Another major conservation concern is the impact of certain harvesting practices. Most collectors follow the long-honored tradition of leaving seed behind in harvested populations, ensuring roots for future harvest. The concern is not over the practice of leaving seed behind, but the source and geographic origin of the seed being planted. Rather than leaving seed from the original population during harvest, collectors sometimes leave ‘wild-simulated’ seed instead. Wild-simulated seed originates from farmed populations typically from other states. Unfortunately, there may be negative consequences from mixing ‘wild-simulated’ seed with true wild populations because the genetic vigor of the true wild population can be reduced. If the practice of using 'wild-simulated' seed is occurring on a large scale, it could impact ginseng’s long-term viability.

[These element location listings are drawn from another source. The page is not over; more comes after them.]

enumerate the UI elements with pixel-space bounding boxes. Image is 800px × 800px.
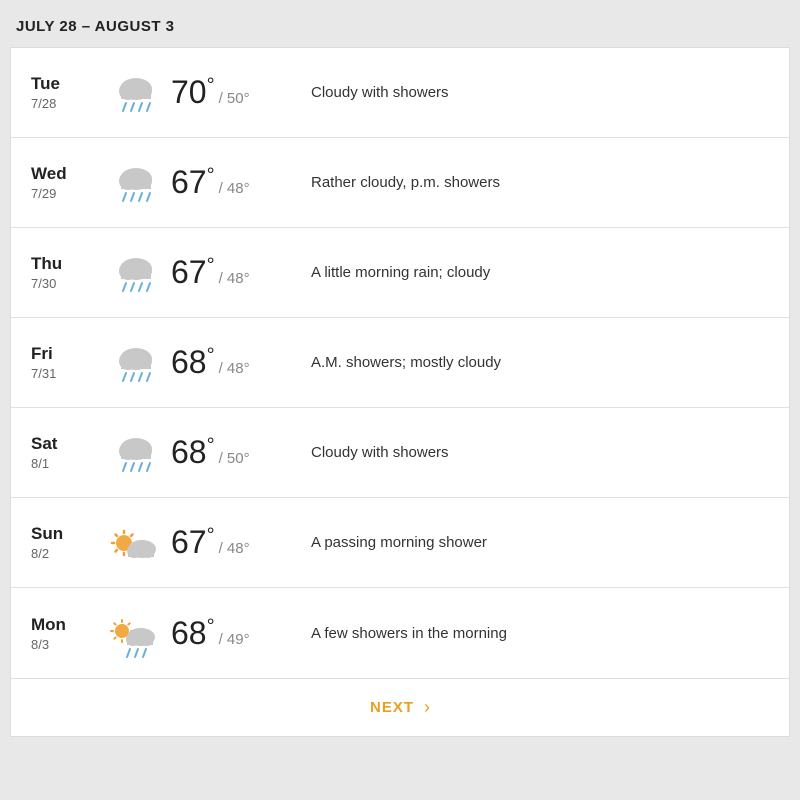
weather-icon-col	[101, 429, 171, 477]
day-name: Thu	[31, 254, 101, 274]
temp-low: / 50°	[219, 450, 250, 467]
forecast-row: Tue 7/28 70° / 50° Cloudy with showers	[11, 48, 789, 138]
temp-low: / 48°	[219, 360, 250, 377]
forecast-row: Thu 7/30 67° / 48° A little morning rain…	[11, 228, 789, 318]
weather-description: A little morning rain; cloudy	[291, 264, 769, 281]
day-name: Fri	[31, 344, 101, 364]
day-col: Tue 7/28	[31, 74, 101, 111]
day-name: Sat	[31, 434, 101, 454]
weather-description: A.M. showers; mostly cloudy	[291, 354, 769, 371]
day-col: Mon 8/3	[31, 615, 101, 652]
next-arrow-icon: ›	[424, 697, 430, 718]
forecast-row: Fri 7/31 68° / 48° A.M. showers; mostly …	[11, 318, 789, 408]
day-date: 8/3	[31, 637, 101, 652]
day-date: 7/30	[31, 276, 101, 291]
temperature-col: 67° / 48°	[171, 164, 291, 201]
weather-icon-col	[101, 609, 171, 657]
weather-icon-col	[101, 339, 171, 387]
degree-symbol: °	[207, 74, 215, 96]
degree-symbol: °	[207, 164, 215, 186]
day-col: Sat 8/1	[31, 434, 101, 471]
next-bar[interactable]: NEXT ›	[10, 679, 790, 737]
temp-low: / 48°	[219, 540, 250, 557]
weather-icon	[108, 69, 164, 117]
temperature-col: 68° / 49°	[171, 615, 291, 652]
degree-symbol: °	[207, 254, 215, 276]
date-range-title: JULY 28 – AUGUST 3	[16, 18, 175, 35]
degree-symbol: °	[207, 434, 215, 456]
day-col: Wed 7/29	[31, 164, 101, 201]
day-date: 7/28	[31, 96, 101, 111]
day-date: 7/29	[31, 186, 101, 201]
degree-symbol: °	[207, 615, 215, 637]
temperature-col: 67° / 48°	[171, 254, 291, 291]
temp-low: / 48°	[219, 270, 250, 287]
forecast-row: Wed 7/29 67° / 48° Rather cloudy, p.m. s…	[11, 138, 789, 228]
forecast-container: Tue 7/28 70° / 50° Cloudy with showers W…	[10, 47, 790, 679]
weather-icon	[108, 249, 164, 297]
temp-low: / 50°	[219, 90, 250, 107]
temp-low: / 49°	[219, 631, 250, 648]
weather-icon-col	[101, 159, 171, 207]
weather-description: A few showers in the morning	[291, 625, 769, 642]
weather-icon-col	[101, 519, 171, 567]
temperature-col: 68° / 50°	[171, 434, 291, 471]
temperature-col: 68° / 48°	[171, 344, 291, 381]
degree-symbol: °	[207, 524, 215, 546]
next-label: NEXT	[370, 699, 414, 716]
day-col: Sun 8/2	[31, 524, 101, 561]
temperature-col: 70° / 50°	[171, 74, 291, 111]
temp-high: 68°	[171, 434, 215, 471]
weather-icon-col	[101, 69, 171, 117]
day-name: Tue	[31, 74, 101, 94]
day-name: Wed	[31, 164, 101, 184]
weather-icon-col	[101, 249, 171, 297]
temp-low: / 48°	[219, 180, 250, 197]
weather-description: A passing morning shower	[291, 534, 769, 551]
day-name: Sun	[31, 524, 101, 544]
day-date: 7/31	[31, 366, 101, 381]
weather-description: Rather cloudy, p.m. showers	[291, 174, 769, 191]
day-date: 8/1	[31, 456, 101, 471]
forecast-row: Mon 8/3 68° / 49° A	[11, 588, 789, 678]
weather-icon	[108, 339, 164, 387]
temp-high: 67°	[171, 254, 215, 291]
weather-icon	[108, 609, 164, 657]
forecast-row: Sun 8/2 67° / 48° A passing morning show	[11, 498, 789, 588]
forecast-row: Sat 8/1 68° / 50° Cloudy with showers	[11, 408, 789, 498]
weather-description: Cloudy with showers	[291, 444, 769, 461]
day-col: Thu 7/30	[31, 254, 101, 291]
temp-high: 67°	[171, 164, 215, 201]
temp-high: 68°	[171, 615, 215, 652]
weather-icon	[108, 519, 164, 567]
temperature-col: 67° / 48°	[171, 524, 291, 561]
day-date: 8/2	[31, 546, 101, 561]
day-col: Fri 7/31	[31, 344, 101, 381]
temp-high: 70°	[171, 74, 215, 111]
day-name: Mon	[31, 615, 101, 635]
weather-icon	[108, 159, 164, 207]
temp-high: 67°	[171, 524, 215, 561]
weather-icon	[108, 429, 164, 477]
weather-description: Cloudy with showers	[291, 84, 769, 101]
degree-symbol: °	[207, 344, 215, 366]
temp-high: 68°	[171, 344, 215, 381]
page-header: JULY 28 – AUGUST 3	[0, 0, 800, 47]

Field inventories will provide valuable data on the current population status, while promoting genetic research, and ultimately advancing ginseng conservation. Information gathered by field botanists will also contribute to evaluating state conservation status ranks of ginseng. State conservation status ranks underpin the rangewide conservation status and fill a critical knowledge gap for both conservation practitioners and land managers.